Однако, так как я ей вовсе не казался столь же пылким, каким проявил себя у торговца, и она прекрасно поняла, если бы она даже предложила мне поехать к себе, я был уже не тем человеком, чтобы поймать ее на слове, она мне сказала, пока ей не удастся избавить меня от дурных впечатлений, вынесенных мной из этой беседы, она хотела хотя бы подвезти меня ко мне домой. Между тем уже темнело, и так как, выйдя из лавки, она приказала одному из своих лакеев забрать мою ткань и положить ее к себе в повозку, я не возразил ей ни словом, потому как обрадовался случаю увидеть ее вновь. Я, тем не менее, хорошенько огляделся, прежде чем туда подняться, не подстерегал ли нас кто-нибудь, но, так ничего и не увидев, я счел, что могу рискнуть, и ничего плохого со мной не случится. Я был совсем сбит с толку, когда, высадившись из повозки, увидел себя в каком-то совершенно неизвестном мне дворе. Она заметила мое изумление и сказала мне успокоиться, [372] что мне никак не подобало дрожать подле Дамы; она знала тысячу людей, кто не стал бы строить такую кислую физиономию, если бы они оказались на моем месте, напротив, они наговорили бы ей тысячу любезностей, окажи она им такую же доброту, какую она проявила ко мне; я ни словом не отвечал на эти нежности, не то чтобы мне нечего было на них ответить, но потому что я вдруг увидел себя запертым в четырех стенах, абсолютно не зная, как я смогу выбраться отсюда.

/Возрождение прежнего пыла./ Она мне сказала, что я был недостоин того, что она сделала сегодня для меня.

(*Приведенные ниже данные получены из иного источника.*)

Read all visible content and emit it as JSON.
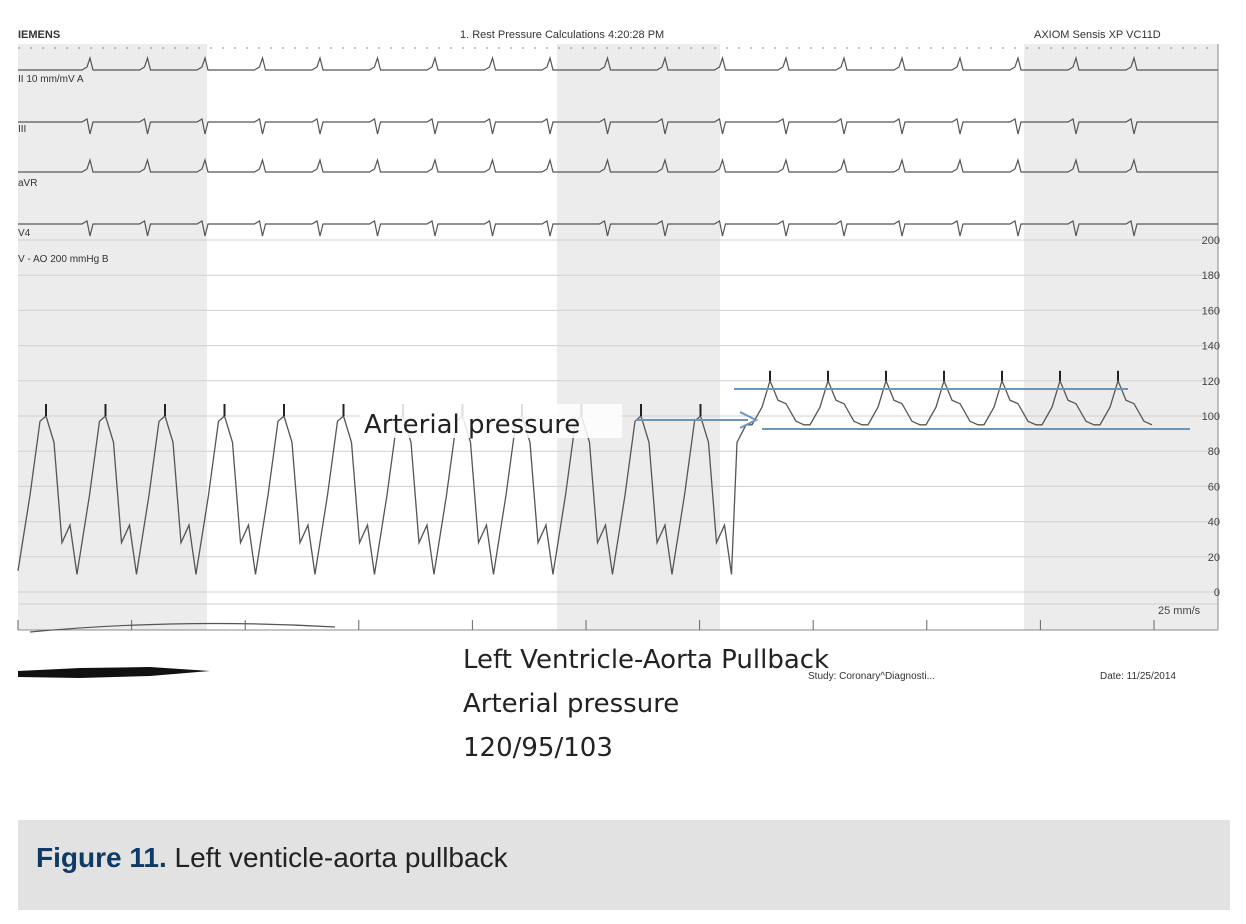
{
  "header": {
    "vendor": "IEMENS",
    "title": "1. Rest Pressure Calculations 4:20:28 PM",
    "system": "AXIOM Sensis XP VC11D"
  },
  "leads": {
    "lead_ii": "II 10 mm/mV  A",
    "lead_iii": "III",
    "lead_avr": "aVR",
    "lead_v4": "V4",
    "pressure_channel": "V - AO  200 mmHg  B"
  },
  "speed": "25 mm/s",
  "footer": {
    "study": "Study: Coronary^Diagnosti...",
    "date": "Date: 11/25/2014"
  },
  "annotation": {
    "arrow_label": "Arterial pressure",
    "line1": "Left Ventricle-Aorta Pullback",
    "line2": "Arterial pressure",
    "line3": "120/95/103"
  },
  "caption": {
    "number": "Figure 11.",
    "text": " Left venticle-aorta pullback"
  },
  "colors": {
    "trace": "#555555",
    "shade": "#ececec",
    "grid": "#d0d0d0",
    "annotation_line": "#6f94b8",
    "caption_bg": "#e2e2e2",
    "caption_num": "#0d3b66"
  },
  "chart_data": {
    "type": "line",
    "title": "",
    "xlabel": "",
    "ylabel": "",
    "y_unit": "mmHg",
    "ylim": [
      0,
      200
    ],
    "yticks": [
      200,
      180,
      160,
      140,
      120,
      100,
      80,
      60,
      40,
      20,
      0
    ],
    "grid": true,
    "series": [
      {
        "name": "",
        "segments": [
          {
            "phase": "left ventricle",
            "beats": 12,
            "systolic": 100,
            "diastolic": 10
          },
          {
            "phase": "aorta",
            "beats": 7,
            "systolic": 120,
            "diastolic": 95,
            "mean": 103
          }
        ]
      }
    ]
  }
}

Она была красива, как я уже сказал, и даже настолько красива, что даже не знаю, возможно ли было найти во всей Англии ей подобную — итак, отделавшись вскоре от той деликатности, каковая мешала мне прежде захотеть полюбить любовницу другого, только от меня зависело с этого момента искренне показывать ей, что я все еще нахожу ее такой же прекрасной, как тогда, когда она явилась в лавку выбирать себе ткань. Я умолял ее отослать лакеев и некую горничную, находившихся при ней, дабы я смог разговаривать с ней совершенно свободно. Она распрекрасно поняла по моему поведению, да это было и совсем нетрудно, что мне хотелось бы перейти непосредственно к делу, но так как мои расчеты не совпадали с ее собственными, она бросила мне в ответ, что я чересчур проворно переходил от одной крайности к другой — я показался ей живым огнем тотчас, как я ее увидел, затем я немедленно превратился в сплошной лед, как только услышал разглагольствования ее отца; она бесполезно предпринимала все, что могла, лишь бы меня отогреть, с этим я не смогу не согласиться, я ведь отлично сумел сохранить натянутость, прежде чем соблаговолить явиться с ней поговорить; когда имеешь дело с человеком такой закалки, нельзя твердо полагаться на то, что я предлагал ей в настоящий момент; наоборот, это будет, видимо, средством для меня вновь перейти от пламени к ледяной стуже, потому, ради большей уверенности во [373] мне, ей надо было бы заставить меня купить ее милости подороже, чем я предполагал.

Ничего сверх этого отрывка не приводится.